Democracy faces test in troubled Kosovo

In a historic vote Saturday, Yugoslav province elects a new assembly.

The people of Kosovo cast ballots in their first multi-ethnic elections Saturday, in a vote that majority Albanians hope - and minority Serbs fear - could nudge the deeply divided Yugoslav province toward eventual independence.

Voters will choose legislators to govern them alongside the UN administrators and 38,000-member NATO-led peacekeeping force who have run Kosovo since 1999. The peacekeepers - including 5,000 American troops - arrived after Serb forces withdrew from the province, following a Western bombing campaign and ground invasion to end a crackdown on ethnic Albanian civilians that killed thousands of civilians and left many others homeless.

Hans Haekkerup, the Danish UN governor of Kosovo, says the elections are designed to give the province a "wide measure of autonomy" by choosing 120 legislators, who will then choose a president, forming a provincial government. But the question of whether the province of 2 million will become independent from Serb-dominated Yugoslavia remains open.

As the three ethnic Albanian parties see it, however, the elections are a steppingstone to independence from a new, democratic Yugoslav government that has not renounced sovereignty over the province, despite the demise of former president Slobodan Milosevic.

In February, Milosevic will stand trial for his alleged role in ordering "ethnic cleansing" by Serb paramilitaries in Kosovo in 1998-1999.

The current Yugoslav President, Vojislav Kostunica, is encouraging Kosovo's Serbs to participate in the elections. They boycotted polls for local governments that were held in October 2000.

President Kostunica, a moderate nationalist, says that voting for the 10 seats in the assembly that have been set aside for Serbs will help Serbs who fled the province during and after NATO's intervention to return home. Since the UN and NATO took charge of Kosovo, up to 200,000 Serbs have fled Kosovo. Scores were killed in revenge attacks by the Kosovo Liberation Army, and 1,300 are missing, feared dead.

Hardliners loyal to Milosevic's Serbian Socialist Party are urging Serbs not to cast ballots, claiming they will be rubber-stamping Albanian plans for declaring independence in the new assembly.

Ethnic violence in Kosovo has diminished since Milosevic was ousted. The Bush administration has indicated it would like to cut the number of US troops deployed in the Balkans, and officials at the US office in Pristina, the battered Kosovo capital, are watching the election closely, diplomatic sources say.

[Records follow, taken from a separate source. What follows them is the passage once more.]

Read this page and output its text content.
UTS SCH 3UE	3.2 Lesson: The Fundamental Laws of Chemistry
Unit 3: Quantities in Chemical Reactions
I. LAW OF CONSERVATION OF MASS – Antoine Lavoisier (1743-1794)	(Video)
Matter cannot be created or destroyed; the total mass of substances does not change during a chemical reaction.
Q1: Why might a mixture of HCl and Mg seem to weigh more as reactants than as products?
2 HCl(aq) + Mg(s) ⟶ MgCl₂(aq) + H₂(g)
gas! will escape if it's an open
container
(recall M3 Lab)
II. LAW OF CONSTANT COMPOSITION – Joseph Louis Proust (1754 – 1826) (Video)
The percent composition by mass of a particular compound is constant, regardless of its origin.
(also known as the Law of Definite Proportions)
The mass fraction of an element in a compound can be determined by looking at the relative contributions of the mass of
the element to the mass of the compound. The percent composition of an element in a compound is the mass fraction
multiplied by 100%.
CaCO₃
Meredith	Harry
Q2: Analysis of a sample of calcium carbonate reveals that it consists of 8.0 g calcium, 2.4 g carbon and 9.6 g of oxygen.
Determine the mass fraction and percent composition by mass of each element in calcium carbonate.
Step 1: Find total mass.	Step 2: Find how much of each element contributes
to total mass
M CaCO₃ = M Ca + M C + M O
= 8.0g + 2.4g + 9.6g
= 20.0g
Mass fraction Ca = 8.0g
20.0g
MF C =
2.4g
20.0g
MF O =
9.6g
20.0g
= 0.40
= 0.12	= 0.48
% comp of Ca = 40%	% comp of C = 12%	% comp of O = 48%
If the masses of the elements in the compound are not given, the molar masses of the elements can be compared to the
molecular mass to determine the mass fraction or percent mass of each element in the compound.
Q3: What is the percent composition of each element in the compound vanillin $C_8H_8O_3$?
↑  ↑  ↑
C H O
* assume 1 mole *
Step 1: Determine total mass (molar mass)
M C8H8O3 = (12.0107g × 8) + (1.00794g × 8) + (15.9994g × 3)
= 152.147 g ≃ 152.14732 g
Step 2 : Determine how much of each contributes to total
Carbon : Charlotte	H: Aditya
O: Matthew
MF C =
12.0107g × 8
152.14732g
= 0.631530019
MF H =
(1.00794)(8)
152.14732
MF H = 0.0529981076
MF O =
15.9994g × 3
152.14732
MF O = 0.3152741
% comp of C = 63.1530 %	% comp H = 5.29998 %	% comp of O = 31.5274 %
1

If the moderate pacifist leader Ibrahim Rugova and his Democratic League of Kosovo (LDK) party win the elections, as opinion polls suggest is likely, it could provide an argument for Pentagon analysts who favor at least scaling down the deployment at Camp Bondsteel, the sprawling American base in central Kosovo that US forces occupied with the blessing of the KLA, the sources say.

But other experts, such as Christian Jennings, a British Pristina-based defense analyst who is writing a book about Kosovo, believe that the US presence will not be affected by the outcome of the polls. "While there are still fears about the future of Macedonia and other parts of the former Yugoslavia such as Montenegro, as well as uncertainty over Kosovo itself, the Americans are here to stay for the foreseeable future," Jennings says.

Nevertheless, many ethnic Albanians in Kosovo remain anxious that Sept. 11 may have heralded a diversion of US attention away from the Balkans.

"Freedom was brought to us by America," said Haxhi Elmika, a Kosovar waiting for midday prayer to begin in the US-run sector of the province. "We like other countries too, but we want the Americans here, we need them. If they leave, war will start again."

Some 1.2 million people have registered to vote Saturday. The UN estimates that 83 percent are Albanian and 12 to 13 percent Serb.

Although peacekeeping troops have mounted extra security as the election approaches, some violence has occurred. On Oct. 20, suspected extremist Albanian gunmen shot and killed two moderate Kosovars linked to Rugova.